Dünyada en fazla ekmek israf eden, çöpe atan milletiz.
Çünkü ekmeğimiz dünyanın en çabuk bozulan ekmeği.



“Amerika’nın büyük oyununu görüyoruz” filan diyorsun.
70 senedir günde üç öğün Amerika’nın oyununu yiyorsun birader!



Ve bakın şimdi...
95 liraya satılan bir çuval beyaz ekmeklik un, 175 liraya fırladı.
Artışı frenleyebilmek için un ihracatı durduruldu.
Fırıncılar ekmek fiyatına yüzde 40 zam yapmak istiyor.

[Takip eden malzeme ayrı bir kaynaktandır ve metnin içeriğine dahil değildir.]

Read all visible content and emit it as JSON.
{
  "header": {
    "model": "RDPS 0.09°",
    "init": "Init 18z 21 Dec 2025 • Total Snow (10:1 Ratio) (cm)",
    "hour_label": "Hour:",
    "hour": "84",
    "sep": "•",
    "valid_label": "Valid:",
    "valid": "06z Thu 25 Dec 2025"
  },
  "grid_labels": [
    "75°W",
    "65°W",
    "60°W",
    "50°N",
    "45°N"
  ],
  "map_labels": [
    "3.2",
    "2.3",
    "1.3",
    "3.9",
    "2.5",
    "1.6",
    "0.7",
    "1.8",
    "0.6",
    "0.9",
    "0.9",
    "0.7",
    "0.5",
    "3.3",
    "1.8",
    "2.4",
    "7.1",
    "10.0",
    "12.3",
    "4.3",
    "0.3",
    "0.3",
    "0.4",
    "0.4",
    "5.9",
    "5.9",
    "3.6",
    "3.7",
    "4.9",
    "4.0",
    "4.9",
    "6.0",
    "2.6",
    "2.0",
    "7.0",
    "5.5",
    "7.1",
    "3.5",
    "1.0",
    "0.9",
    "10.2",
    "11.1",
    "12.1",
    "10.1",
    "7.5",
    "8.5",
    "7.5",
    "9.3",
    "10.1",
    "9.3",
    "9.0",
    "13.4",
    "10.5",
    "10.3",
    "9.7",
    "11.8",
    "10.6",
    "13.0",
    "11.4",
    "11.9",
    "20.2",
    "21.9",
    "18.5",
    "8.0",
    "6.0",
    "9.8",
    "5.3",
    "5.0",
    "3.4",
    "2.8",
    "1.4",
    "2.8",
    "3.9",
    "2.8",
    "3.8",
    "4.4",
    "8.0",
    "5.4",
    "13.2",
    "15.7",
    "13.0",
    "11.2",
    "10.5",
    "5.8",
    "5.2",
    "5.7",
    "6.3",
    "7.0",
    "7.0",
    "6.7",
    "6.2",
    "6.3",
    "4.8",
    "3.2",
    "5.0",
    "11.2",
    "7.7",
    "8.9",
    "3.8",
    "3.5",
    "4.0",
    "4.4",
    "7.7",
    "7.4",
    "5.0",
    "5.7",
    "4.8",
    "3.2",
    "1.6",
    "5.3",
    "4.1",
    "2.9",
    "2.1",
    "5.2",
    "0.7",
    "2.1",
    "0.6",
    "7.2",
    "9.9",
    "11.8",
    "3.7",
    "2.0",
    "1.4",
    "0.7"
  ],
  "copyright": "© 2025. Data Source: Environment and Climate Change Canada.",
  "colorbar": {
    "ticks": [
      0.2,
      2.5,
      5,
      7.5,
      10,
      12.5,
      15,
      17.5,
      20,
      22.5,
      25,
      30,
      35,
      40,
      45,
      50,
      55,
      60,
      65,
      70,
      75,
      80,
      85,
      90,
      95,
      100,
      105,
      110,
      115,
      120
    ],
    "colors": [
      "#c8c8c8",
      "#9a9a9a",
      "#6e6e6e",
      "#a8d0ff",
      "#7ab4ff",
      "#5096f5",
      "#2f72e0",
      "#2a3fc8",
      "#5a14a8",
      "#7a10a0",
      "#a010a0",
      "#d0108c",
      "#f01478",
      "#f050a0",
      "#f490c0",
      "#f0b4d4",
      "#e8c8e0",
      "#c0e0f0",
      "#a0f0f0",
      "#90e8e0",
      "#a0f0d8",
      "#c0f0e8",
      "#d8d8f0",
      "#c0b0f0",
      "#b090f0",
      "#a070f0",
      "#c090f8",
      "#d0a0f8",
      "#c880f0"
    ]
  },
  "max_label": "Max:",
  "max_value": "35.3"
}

Her şerde hayır vardır misali...
Beyaz ekmekten kurtulmak için fırsata dönüştürmenin vaktidir.



Organik ekşi maya kullanan, tam buğdaylı, tahıllı, çavdarlı, yulaflı, kepekli ekmek üreten öncü fırınlarımız var.
Bunlara destek olmanın, teşvik etmenin vaktidir.



Bu tür esmer ekmekler pahalı görünüyor.
Halbuki, doyurmayan ve üstüne hastalık üreten beyaz ekmeklerle kıyaslayınca, çok daha ucuza geldiği görülecektir.



Asrın liderimiz beş yıl önce “beyaz ekmekleri soframızdan kaldıralım, artık samimi ekmekler yiyelim” demişti.
Sonradan muhtemelen fırıncılar oy vermez diye düşünerek, “samimi” açıklamasının arkasını getirmemiş, susmuştu.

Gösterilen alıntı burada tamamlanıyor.